Wind energy causes less destruction on the environment in comparison to fossil fuel, but windmills in Karnataka have been placed in forest areas at the cost of animals and birds.
The Salim Ali Centre for Ornithology and Natural History (SACON) has conducted a study, which has found that the noise and vibrations from the blades of the turbine, apart from the direct impact, were driving animals away, leading to man-animal conflicts. The study was conducted due to the increasing number of windmills in forest areas whose influence has not been researched or included in a policy.
According to the Ministry of Environment and Forests (MoEF) data, Karnataka’s investment in wind energy has seen 37.8 sq.km of land in the forest being used to build windmills. The numbers are ever increasing, with policy leaning towards “green energy”.
A team of 11 researchers led by H N Kumara from SACON spent over a year monitoring windmills in Chitradurga and Gadag, both being under forest cover.
They studied the collisions between the animals and the turbine and recorded that between 35 to 40 per cent of the bird diversity resides in these areas.
“There is a clear displacement of birds. We estimate that there are 50 per cent lesser birds in areas with windmills compared to control sites nearby that were undisturbed,” says Dr Kumara.

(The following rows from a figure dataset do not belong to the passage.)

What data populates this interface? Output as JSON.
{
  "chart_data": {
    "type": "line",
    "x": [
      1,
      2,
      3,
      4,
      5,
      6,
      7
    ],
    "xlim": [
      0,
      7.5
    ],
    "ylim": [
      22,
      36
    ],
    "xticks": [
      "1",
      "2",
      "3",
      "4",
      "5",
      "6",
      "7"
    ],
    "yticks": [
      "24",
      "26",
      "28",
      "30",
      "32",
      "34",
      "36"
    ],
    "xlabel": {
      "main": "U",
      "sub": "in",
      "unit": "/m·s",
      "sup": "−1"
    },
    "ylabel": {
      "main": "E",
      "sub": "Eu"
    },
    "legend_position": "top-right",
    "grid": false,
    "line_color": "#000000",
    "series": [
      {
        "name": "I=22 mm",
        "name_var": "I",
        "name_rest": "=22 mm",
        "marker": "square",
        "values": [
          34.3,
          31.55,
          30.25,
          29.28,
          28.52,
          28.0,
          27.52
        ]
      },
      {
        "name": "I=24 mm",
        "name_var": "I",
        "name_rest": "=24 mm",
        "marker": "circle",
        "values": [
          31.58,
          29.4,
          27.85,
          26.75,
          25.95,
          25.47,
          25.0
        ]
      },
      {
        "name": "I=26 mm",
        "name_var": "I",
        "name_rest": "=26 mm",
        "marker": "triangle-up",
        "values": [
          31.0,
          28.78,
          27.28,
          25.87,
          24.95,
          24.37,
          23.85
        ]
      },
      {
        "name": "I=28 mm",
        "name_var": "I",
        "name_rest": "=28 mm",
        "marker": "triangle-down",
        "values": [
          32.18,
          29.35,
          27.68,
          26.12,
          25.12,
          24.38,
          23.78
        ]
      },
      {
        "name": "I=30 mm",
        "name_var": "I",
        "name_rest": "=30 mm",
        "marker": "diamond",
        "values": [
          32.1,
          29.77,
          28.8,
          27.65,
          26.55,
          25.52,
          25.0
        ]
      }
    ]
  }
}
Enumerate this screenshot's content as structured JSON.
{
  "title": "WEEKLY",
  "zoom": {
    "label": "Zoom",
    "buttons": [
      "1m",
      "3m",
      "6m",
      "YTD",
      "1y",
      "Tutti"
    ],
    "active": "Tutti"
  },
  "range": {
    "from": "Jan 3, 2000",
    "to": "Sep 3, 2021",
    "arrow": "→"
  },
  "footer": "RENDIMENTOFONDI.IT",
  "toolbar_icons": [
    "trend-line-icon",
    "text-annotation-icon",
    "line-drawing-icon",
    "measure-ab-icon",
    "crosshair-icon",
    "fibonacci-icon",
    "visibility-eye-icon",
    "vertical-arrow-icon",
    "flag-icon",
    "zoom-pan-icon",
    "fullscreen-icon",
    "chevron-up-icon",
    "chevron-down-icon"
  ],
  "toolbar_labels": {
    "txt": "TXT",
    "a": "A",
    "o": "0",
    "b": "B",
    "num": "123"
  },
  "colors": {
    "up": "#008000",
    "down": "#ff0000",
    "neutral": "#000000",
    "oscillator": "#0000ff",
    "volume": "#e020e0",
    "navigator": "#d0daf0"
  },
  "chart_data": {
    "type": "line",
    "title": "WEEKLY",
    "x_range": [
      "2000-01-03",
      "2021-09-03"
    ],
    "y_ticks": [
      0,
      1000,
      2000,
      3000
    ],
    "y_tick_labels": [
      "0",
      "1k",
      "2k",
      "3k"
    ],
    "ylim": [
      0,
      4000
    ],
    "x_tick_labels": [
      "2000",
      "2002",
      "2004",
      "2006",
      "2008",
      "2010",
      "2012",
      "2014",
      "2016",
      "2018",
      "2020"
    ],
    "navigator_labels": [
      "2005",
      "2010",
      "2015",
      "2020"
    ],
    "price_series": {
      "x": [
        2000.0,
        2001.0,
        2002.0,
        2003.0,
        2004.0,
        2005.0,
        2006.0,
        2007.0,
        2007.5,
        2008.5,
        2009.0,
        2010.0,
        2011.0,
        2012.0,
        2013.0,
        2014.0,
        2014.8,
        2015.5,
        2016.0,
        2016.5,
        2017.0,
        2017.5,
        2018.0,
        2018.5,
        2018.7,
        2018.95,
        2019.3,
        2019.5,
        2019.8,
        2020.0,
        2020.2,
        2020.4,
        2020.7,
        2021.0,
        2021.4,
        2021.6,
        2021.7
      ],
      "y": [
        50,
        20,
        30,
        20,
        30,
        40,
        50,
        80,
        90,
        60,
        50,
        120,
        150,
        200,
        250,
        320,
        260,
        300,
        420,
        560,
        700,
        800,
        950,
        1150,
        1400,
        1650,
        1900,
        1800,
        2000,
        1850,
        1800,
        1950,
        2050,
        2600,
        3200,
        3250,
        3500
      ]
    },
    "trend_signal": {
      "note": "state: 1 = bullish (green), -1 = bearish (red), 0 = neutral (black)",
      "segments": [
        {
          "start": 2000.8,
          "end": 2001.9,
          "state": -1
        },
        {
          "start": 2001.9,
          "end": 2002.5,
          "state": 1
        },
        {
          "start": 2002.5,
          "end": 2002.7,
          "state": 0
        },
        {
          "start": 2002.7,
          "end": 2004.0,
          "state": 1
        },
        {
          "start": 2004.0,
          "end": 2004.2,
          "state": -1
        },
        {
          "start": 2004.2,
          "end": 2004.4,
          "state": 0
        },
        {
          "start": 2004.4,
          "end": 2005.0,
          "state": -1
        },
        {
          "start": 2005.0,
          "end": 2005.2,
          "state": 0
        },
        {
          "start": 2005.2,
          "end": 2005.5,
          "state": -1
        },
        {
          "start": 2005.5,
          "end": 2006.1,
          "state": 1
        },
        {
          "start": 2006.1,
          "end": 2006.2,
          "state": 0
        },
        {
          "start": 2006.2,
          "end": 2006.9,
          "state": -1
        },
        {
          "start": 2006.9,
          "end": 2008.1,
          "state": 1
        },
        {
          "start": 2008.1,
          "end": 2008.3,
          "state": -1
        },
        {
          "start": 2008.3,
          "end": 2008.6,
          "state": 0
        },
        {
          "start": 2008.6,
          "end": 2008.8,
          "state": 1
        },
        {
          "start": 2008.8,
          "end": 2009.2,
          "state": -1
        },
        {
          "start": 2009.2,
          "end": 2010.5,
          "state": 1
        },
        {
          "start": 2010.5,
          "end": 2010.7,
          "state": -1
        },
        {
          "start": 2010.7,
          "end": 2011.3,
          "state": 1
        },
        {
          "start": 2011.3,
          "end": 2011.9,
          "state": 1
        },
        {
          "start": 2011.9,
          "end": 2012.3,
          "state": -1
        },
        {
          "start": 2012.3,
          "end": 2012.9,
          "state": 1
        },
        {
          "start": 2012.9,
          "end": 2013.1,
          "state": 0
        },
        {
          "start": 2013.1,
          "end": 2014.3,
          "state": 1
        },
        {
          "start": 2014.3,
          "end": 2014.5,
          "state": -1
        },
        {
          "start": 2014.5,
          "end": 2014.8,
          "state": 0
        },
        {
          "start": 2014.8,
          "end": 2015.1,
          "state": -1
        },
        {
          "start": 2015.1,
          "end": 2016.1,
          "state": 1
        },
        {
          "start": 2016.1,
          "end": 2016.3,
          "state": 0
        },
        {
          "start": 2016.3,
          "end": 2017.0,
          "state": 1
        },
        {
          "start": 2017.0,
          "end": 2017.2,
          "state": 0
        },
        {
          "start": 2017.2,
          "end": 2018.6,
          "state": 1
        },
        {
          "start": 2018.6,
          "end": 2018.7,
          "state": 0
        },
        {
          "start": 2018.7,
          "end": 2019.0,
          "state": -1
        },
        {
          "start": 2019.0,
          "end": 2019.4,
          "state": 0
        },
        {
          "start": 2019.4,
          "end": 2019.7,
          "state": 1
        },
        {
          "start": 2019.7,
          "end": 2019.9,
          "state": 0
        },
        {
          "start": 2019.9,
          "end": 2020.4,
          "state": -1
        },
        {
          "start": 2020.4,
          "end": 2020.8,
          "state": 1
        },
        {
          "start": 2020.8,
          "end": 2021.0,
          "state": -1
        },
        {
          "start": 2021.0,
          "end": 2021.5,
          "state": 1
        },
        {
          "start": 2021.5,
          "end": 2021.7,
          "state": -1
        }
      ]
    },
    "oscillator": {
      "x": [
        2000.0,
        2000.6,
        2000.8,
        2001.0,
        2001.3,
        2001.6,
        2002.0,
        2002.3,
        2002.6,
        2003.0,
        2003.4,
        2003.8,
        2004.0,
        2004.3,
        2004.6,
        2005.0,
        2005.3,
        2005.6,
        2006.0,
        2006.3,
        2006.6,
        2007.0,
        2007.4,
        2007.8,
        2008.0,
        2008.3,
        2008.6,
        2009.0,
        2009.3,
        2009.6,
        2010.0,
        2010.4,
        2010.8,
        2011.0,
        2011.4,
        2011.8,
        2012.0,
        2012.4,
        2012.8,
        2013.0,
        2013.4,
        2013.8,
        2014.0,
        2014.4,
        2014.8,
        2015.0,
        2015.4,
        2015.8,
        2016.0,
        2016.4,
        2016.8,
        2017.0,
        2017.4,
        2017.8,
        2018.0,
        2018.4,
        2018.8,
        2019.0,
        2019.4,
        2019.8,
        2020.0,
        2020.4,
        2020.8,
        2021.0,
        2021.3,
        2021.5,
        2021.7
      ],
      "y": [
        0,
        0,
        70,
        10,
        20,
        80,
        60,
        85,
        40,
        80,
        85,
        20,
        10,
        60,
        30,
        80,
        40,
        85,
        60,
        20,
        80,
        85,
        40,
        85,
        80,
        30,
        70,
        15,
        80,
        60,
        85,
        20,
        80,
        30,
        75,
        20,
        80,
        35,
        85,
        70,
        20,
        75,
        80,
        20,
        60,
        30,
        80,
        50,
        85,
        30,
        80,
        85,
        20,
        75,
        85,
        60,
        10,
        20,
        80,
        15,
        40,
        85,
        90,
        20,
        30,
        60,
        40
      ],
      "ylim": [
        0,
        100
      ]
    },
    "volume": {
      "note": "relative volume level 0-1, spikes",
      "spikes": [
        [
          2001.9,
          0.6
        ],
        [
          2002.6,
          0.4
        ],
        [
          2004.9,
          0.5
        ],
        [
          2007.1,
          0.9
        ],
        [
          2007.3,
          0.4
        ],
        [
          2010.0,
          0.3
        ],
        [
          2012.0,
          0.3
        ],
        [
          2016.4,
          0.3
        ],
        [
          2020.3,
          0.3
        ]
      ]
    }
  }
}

The observations made by the team have been studied by the Forest Department, which has been documenting man-animal conflicts over the past 15 years. The final report is expected to be submitted by the end of the month, with the department sending clarifications and comments.
“We have asked for certain refinements, and we will look seriously at the impact of windmills on birds and mammals. Based on this, we will draw up guidelines for setting up windmills to mitigate these effects,” said C Jayaram, Principal Chief Conservator of Forests (Wildlife), reported The Hindu.